The problem is, he didn’t see it until the delegates were lost. Trump has ridden a tsunami of free press and bombast into the lead. But when it comes to the technical side of the election, Mr. “I’m going to negotiate so well” is playing checkers while the professional politicians are playing chess.
That is because the man who claims he will hire all of these wonderful people as advisors and cabinet members has surrounded himself with dilettantes who have never won an election.
His campaign manager Corey Lewandowski lost elections in two states before taking over Trump’s campaign and manhandling reporters who were actually friendly to the campaign’s cause. His campaign spokesperson Katrina Pierson is a woman who ran her own failed congressional campaign after working to get Ted Cruz elected as a senator in Texas. She is also famous for wearing a necklace made of ammunition during a television appearance for the campaign and asking why there were never any “pure breeds” running for President – because President Barack Obama’s father was from Nigeria and Mitt Romney’s father was born in Mexico. Pierson excused that last statement by saying she was the product of mixed race parents as well. That’s nice.
Trump has invested in rallies and television appearances and he loves owning the stage with childish chest thumping at debates. He hasn’t invested in people who can help him run a real campaign. He is winning votes when he can reach people personally. He is losing states where organization and preparation count like caucus states or states, like Colorado, that have the parties award delegates to candidates.
America is the greatest country in the world but we use some pretty messed up methods to elect our commander in chief.
The Electoral College makes votes in less populated states worth more than those in states with greater population. A person’s vote in Wyoming is worth about 20 times more than one in California when it comes to affecting an electoral vote.
Before the Electoral College ruins voting equity, the states make a mockery of democracy with many methods of awarding delegates to help choose a candidate from each party.
Every state seems to have a different method. Some are straight votes and delegates are awarded proportionally. Some are votes with a winner-take-all method. Some don’t use votes at all and have the state party control delegates. Some use primaries while others use caucuses.
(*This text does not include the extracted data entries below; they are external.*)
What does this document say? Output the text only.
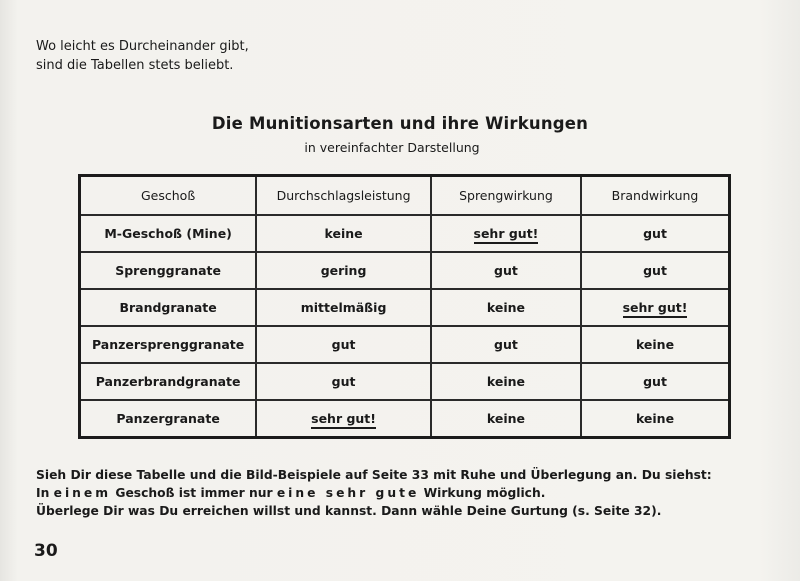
Wo leicht es Durcheinander gibt,
sind die Tabellen stets beliebt.
Die Munitionsarten und ihre Wirkungen
in vereinfachter Darstellung
Geschoß	Durchschlagsleistung	Sprengwirkung	Brandwirkung
M-Geschoß (Mine)	keine	sehr gut!	gut
Sprenggranate	gering	gut	gut
Brandgranate	mittelmäßig	keine	sehr gut!
Panzersprenggranate	gut	gut	keine
Panzerbrandgranate	gut	keine	gut
Panzergranate	sehr gut!	keine	keine
Sieh Dir diese Tabelle und die Bild-Beispiele auf Seite 33 mit Ruhe und Überlegung an. Du siehst:
In einem Geschoß ist immer nur eine sehr gute Wirkung möglich.
Überlege Dir was Du erreichen willst und kannst. Dann wähle Deine Gurtung (s. Seite 32).
30
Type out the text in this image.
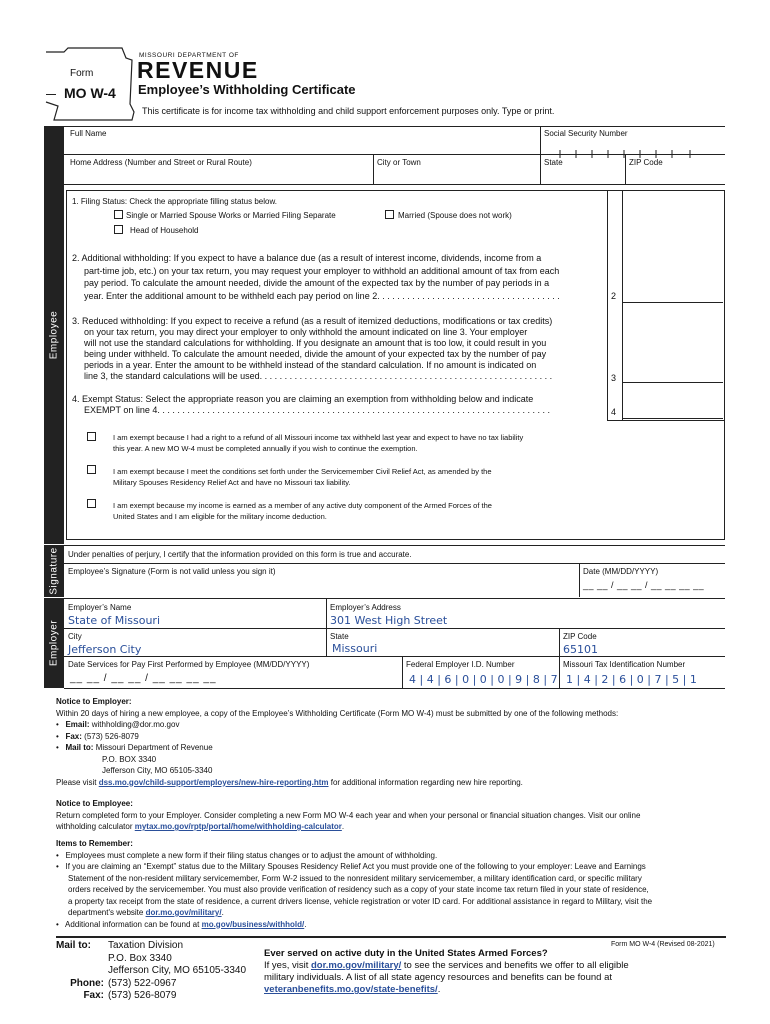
Form
MO W-4
MISSOURI DEPARTMENT OF
REVENUE
Employee’s Withholding Certificate
This certificate is for income tax withholding and child support enforcement purposes only. Type or print.
Employee
Full Name	Social Security Number
Home Address (Number and Street or Rural Route)	City or Town	State	ZIP Code
1. Filing Status: Check the appropriate filling status below.
Single or Married Spouse Works or Married Filing Separate	Married (Spouse does not work)
Head of Household

2. Additional withholding: If you expect to have a balance due (as a result of interest income, dividends, income from a

part-time job, etc.) on your tax return, you may request your employer to withhold an additional amount of tax from each

pay period. To calculate the amount needed, divide the amount of the expected tax by the number of pay periods in a

year. Enter the additional amount to be withheld each pay period on line 2. . . . . . . . . . . . . . . . . . . . . . . . . . . . . . . . . . . . .	2

3. Reduced withholding: If you expect to receive a refund (as a result of itemized deductions, modifications or tax credits)

on your tax return, you may direct your employer to only withhold the amount indicated on line 3. Your employer

will not use the standard calculations for withholding. If you designate an amount that is too low, it could result in you

being under withheld. To calculate the amount needed, divide the amount of your expected tax by the number of pay

periods in a year. Enter the amount to be withheld instead of the standard calculation. If no amount is indicated on

line 3, the standard calculations will be used. . . . . . . . . . . . . . . . . . . . . . . . . . . . . . . . . . . . . . . . . . . . . . . . . . . . . . . . . . .	3

4. Exempt Status: Select the appropriate reason you are claiming an exemption from withholding below and indicate

EXEMPT on line 4. . . . . . . . . . . . . . . . . . . . . . . . . . . . . . . . . . . . . . . . . . . . . . . . . . . . . . . . . . . . . . . . . . . . . . . . . . . . . . .	4

I am exempt because I had a right to a refund of all Missouri income tax withheld last year and expect to have no tax liability

this year. A new MO W-4 must be completed annually if you wish to continue the exemption.

I am exempt because I meet the conditions set forth under the Servicemember Civil Relief Act, as amended by the

Military Spouses Residency Relief Act and have no Missouri tax liability.

I am exempt because my income is earned as a member of any active duty component of the Armed Forces of the

United States and I am eligible for the military income deduction.

Signature Under penalties of perjury, I certify that the information provided on this form is true and accurate.
Employee’s Signature (Form is not valid unless you sign it)	Date (MM/DD/YYYY)
__ __ / __ __ / __ __ __ __
Employer
Employer’s Name
State of Missouri
Employer’s Address
301 West High Street
City
Jefferson City
State
Missouri
ZIP Code
65101
Date Services for Pay First Performed by Employee (MM/DD/YYYY)
__ __ / __ __ / __ __ __ __
Federal Employer I.D. Number
4 | 4 | 6 | 0 | 0 | 0 | 9 | 8 | 7
Missouri Tax Identification Number
1 | 4 | 2 | 6 | 0 | 7 | 5 | 1

Notice to Employer:

Within 20 days of hiring a new employee, a copy of the Employee’s Withholding Certificate (Form MO W-4) must be submitted by one of the following methods:

•   Email: withholding@dor.mo.gov

•   Fax: (573) 526-8079

•   Mail to: Missouri Department of Revenue

P.O. BOX 3340

Jefferson City, MO 65105-3340

Please visit dss.mo.gov/child-support/employers/new-hire-reporting.htm for additional information regarding new hire reporting.

Notice to Employee:

Return completed form to your Employer. Consider completing a new Form MO W-4 each year and when your personal or financial situation changes. Visit our online

withholding calculator mytax.mo.gov/rptp/portal/home/withholding-calculator.

Items to Remember:

•   Employees must complete a new form if their filing status changes or to adjust the amount of withholding.

•   If you are claiming an “Exempt” status due to the Military Spouses Residency Relief Act you must provide one of the following to your employer: Leave and Earnings

Statement of the non-resident military servicemember, Form W-2 issued to the nonresident military servicemember, a military identification card, or specific military

orders received by the servicemember. You must also provide verification of residency such as a copy of your state income tax return filed in your state of residence,

a property tax receipt from the state of residence, a current drivers license, vehicle registration or voter ID card. For additional assistance in regard to Military, visit the

department's website dor.mo.gov/military/.

•   Additional information can be found at mo.gov/business/withhold/.

Mail to: Taxation Division
P.O. Box 3340
Jefferson City, MO 65105-3340
Phone: (573) 522-0967
Fax: (573) 526-8079
Form MO W-4 (Revised 08-2021)

Ever served on active duty in the United States Armed Forces?

If yes, visit dor.mo.gov/military/ to see the services and benefits we offer to all eligible

military individuals. A list of all state agency resources and benefits can be found at

veteranbenefits.mo.gov/state-benefits/.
Of course both parties have some delegates that are completely unrelated to any voting whatsoever.
This is no different than if every football team in the NFL used different rules for home games. Nothing in the primary process makes sense. It is ridiculous that we let Iowa and New Hampshire go first.
Trump should know better and the fact that he is losing these silly contests shows that his campaign isn’t sophisticated or organized. However, he is correct that this process is flawed and pretty well rigged.
Ask Bernie Sanders how it feels to win an election by 12 percent of the popular vote and lose delegates to your opponent.
It is time for Congress to step in and set the timeline and method state will use to award delegates. Presidential campaigns are too important to be played like a board game late on a Friday night.